With the mural completed, Goh’s work for the museum was finished, but his time making Wallace-inspired mandalas was not. A friend of Goh’s opening a new gallery in Singapore last year asked him if he’d be interested in doing a show based on the mural. The artist readily agreed. “It was a good chance for me to use a lot of specimens that were not used in the mural,” he says. "I felt there was so much more material I could work with and tell Wallace's story."

But Goh didn't want the exhibit to just be about his new pieces. He also wanted to try and bring people into his own process during his research for the mural. “It is such a privilege to be able to dive into a museum collection,” he says. “How could I kind of replicate that experience?”

At first Goh was going to just print off life-size images of each specimen to give the show an interactive element, but then another idea came to him—stickers. Along with the eight new mandalas he made for the exhibit, Goh had 30,000 stickers of the various specimens placed throughout the all-white gallery, which he also filled with a variety of white objects, including a rhinoceros, an offroading vehicle, and a warthog. When visitors arrived, they were given no instructions, but soon they began doing exactly what Ernest had hoped—placing the stickers everywhere, on the walls, on the benches, and even on the warthog. “The idea was to wrap everything in our lives with nature,” he says.

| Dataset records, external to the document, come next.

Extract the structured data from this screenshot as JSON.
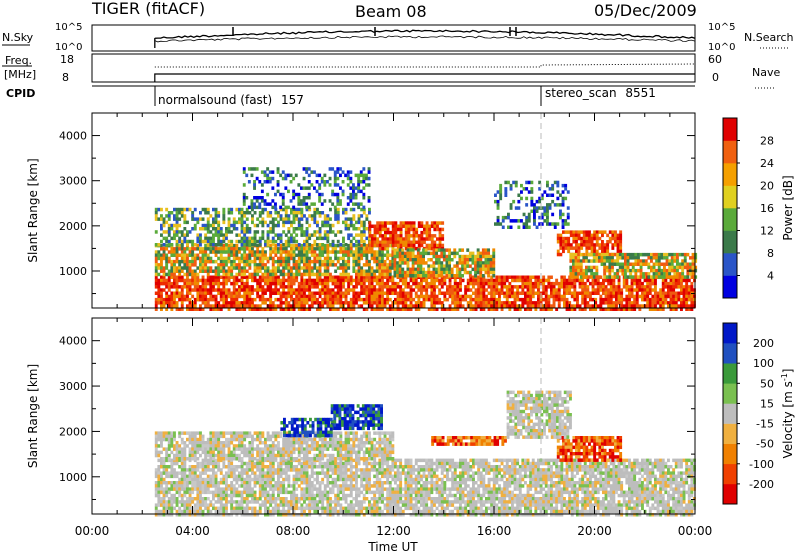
{
  "header": {
    "station": "TIGER (fitACF)",
    "beam": "Beam 08",
    "date": "05/Dec/2009"
  },
  "top_panels": {
    "nsky": {
      "label": "N.Sky",
      "ticks_left": [
        "10^5",
        "10^0"
      ],
      "ticks_right": [
        "10^5",
        "10^0"
      ],
      "right_label": "N.Search"
    },
    "freq": {
      "label": "Freq.",
      "unit": "[MHz]",
      "ticks_left": [
        "18",
        "8"
      ],
      "ticks_right": [
        "60",
        "0"
      ],
      "right_label": "Nave"
    },
    "cpid": {
      "label": "CPID",
      "segments": [
        {
          "name": "normalsound (fast)",
          "id": "157",
          "start_hour": 2.5,
          "end_hour": 18.0
        },
        {
          "name": "stereo_scan",
          "id": "8551",
          "start_hour": 18.0,
          "end_hour": 24.0
        }
      ]
    }
  },
  "chart_data": [
    {
      "type": "heatmap",
      "title": "",
      "xlabel": "Time UT",
      "ylabel": "Slant Range [km]",
      "xlim": [
        0,
        24
      ],
      "ylim": [
        180,
        4500
      ],
      "x_tick_labels": [
        "00:00",
        "04:00",
        "08:00",
        "12:00",
        "16:00",
        "20:00",
        "00:00"
      ],
      "y_tick_labels": [
        "1000",
        "2000",
        "3000",
        "4000"
      ],
      "colorbar": {
        "label": "Power [dB]",
        "tick_labels": [
          "28",
          "24",
          "20",
          "16",
          "12",
          "8",
          "4"
        ],
        "range": [
          0,
          30
        ],
        "colors": [
          "#0000e0",
          "#2a55c8",
          "#3b7a4a",
          "#5aaa3a",
          "#e0d020",
          "#f5a000",
          "#f06010",
          "#e00000"
        ]
      },
      "data_start_hour": 2.5,
      "regions": [
        {
          "t0": 2.5,
          "t1": 24.0,
          "r0": 180,
          "r1": 900,
          "level": "high"
        },
        {
          "t0": 2.5,
          "t1": 12.0,
          "r0": 900,
          "r1": 1600,
          "level": "mid"
        },
        {
          "t0": 2.5,
          "t1": 11.0,
          "r0": 1600,
          "r1": 2400,
          "level": "low"
        },
        {
          "t0": 6.0,
          "t1": 11.0,
          "r0": 2400,
          "r1": 3300,
          "level": "weak"
        },
        {
          "t0": 11.0,
          "t1": 14.0,
          "r0": 1500,
          "r1": 2100,
          "level": "high"
        },
        {
          "t0": 12.0,
          "t1": 16.0,
          "r0": 900,
          "r1": 1500,
          "level": "mid"
        },
        {
          "t0": 16.0,
          "t1": 19.0,
          "r0": 2000,
          "r1": 3000,
          "level": "weak"
        },
        {
          "t0": 18.5,
          "t1": 21.0,
          "r0": 1400,
          "r1": 1900,
          "level": "high"
        },
        {
          "t0": 19.0,
          "t1": 24.0,
          "r0": 900,
          "r1": 1400,
          "level": "mid"
        }
      ]
    },
    {
      "type": "heatmap",
      "title": "",
      "xlabel": "Time UT",
      "ylabel": "Slant Range [km]",
      "xlim": [
        0,
        24
      ],
      "ylim": [
        180,
        4500
      ],
      "x_tick_labels": [
        "00:00",
        "04:00",
        "08:00",
        "12:00",
        "16:00",
        "20:00",
        "00:00"
      ],
      "y_tick_labels": [
        "1000",
        "2000",
        "3000",
        "4000"
      ],
      "colorbar": {
        "label": "Velocity [m s",
        "label_exp": "-1",
        "label_end": "]",
        "tick_labels": [
          "200",
          "100",
          "50",
          "15",
          "-15",
          "-50",
          "-100",
          "-200"
        ],
        "range": [
          -250,
          250
        ],
        "colors": [
          "#e00000",
          "#f04000",
          "#f08000",
          "#f0b040",
          "#bdbdbd",
          "#7ac050",
          "#3a9a3a",
          "#2050c0",
          "#0018c8"
        ]
      },
      "data_start_hour": 2.5,
      "regions": [
        {
          "t0": 2.5,
          "t1": 24.0,
          "r0": 180,
          "r1": 1400,
          "level": "ground"
        },
        {
          "t0": 2.5,
          "t1": 12.0,
          "r0": 1400,
          "r1": 2000,
          "level": "ground"
        },
        {
          "t0": 9.5,
          "t1": 11.5,
          "r0": 2100,
          "r1": 2600,
          "level": "toward"
        },
        {
          "t0": 7.5,
          "t1": 9.5,
          "r0": 1900,
          "r1": 2300,
          "level": "toward"
        },
        {
          "t0": 13.5,
          "t1": 16.5,
          "r0": 1700,
          "r1": 1900,
          "level": "away"
        },
        {
          "t0": 18.5,
          "t1": 21.0,
          "r0": 1400,
          "r1": 1900,
          "level": "away"
        },
        {
          "t0": 16.5,
          "t1": 19.0,
          "r0": 1900,
          "r1": 2900,
          "level": "ground"
        }
      ]
    }
  ]
}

To his amusement, visitors even began making their own mandalas alongside Goh’s framed pieces. For almost two months, the gallery became a hub of creativity and learning through animals that haven’t lived for a century or more in some cases. And for Goh, that was the point.

“I can see the beauty in a dead bird and the education that it can teach us about biology,” he says. “A lot of people that came by the exhibit started to learn about natural history in that way. I just feel like there is so much more that people can learn.”

Including, for example, who Alfred Russel Wallace was, and why people should remember his name along with that other guy.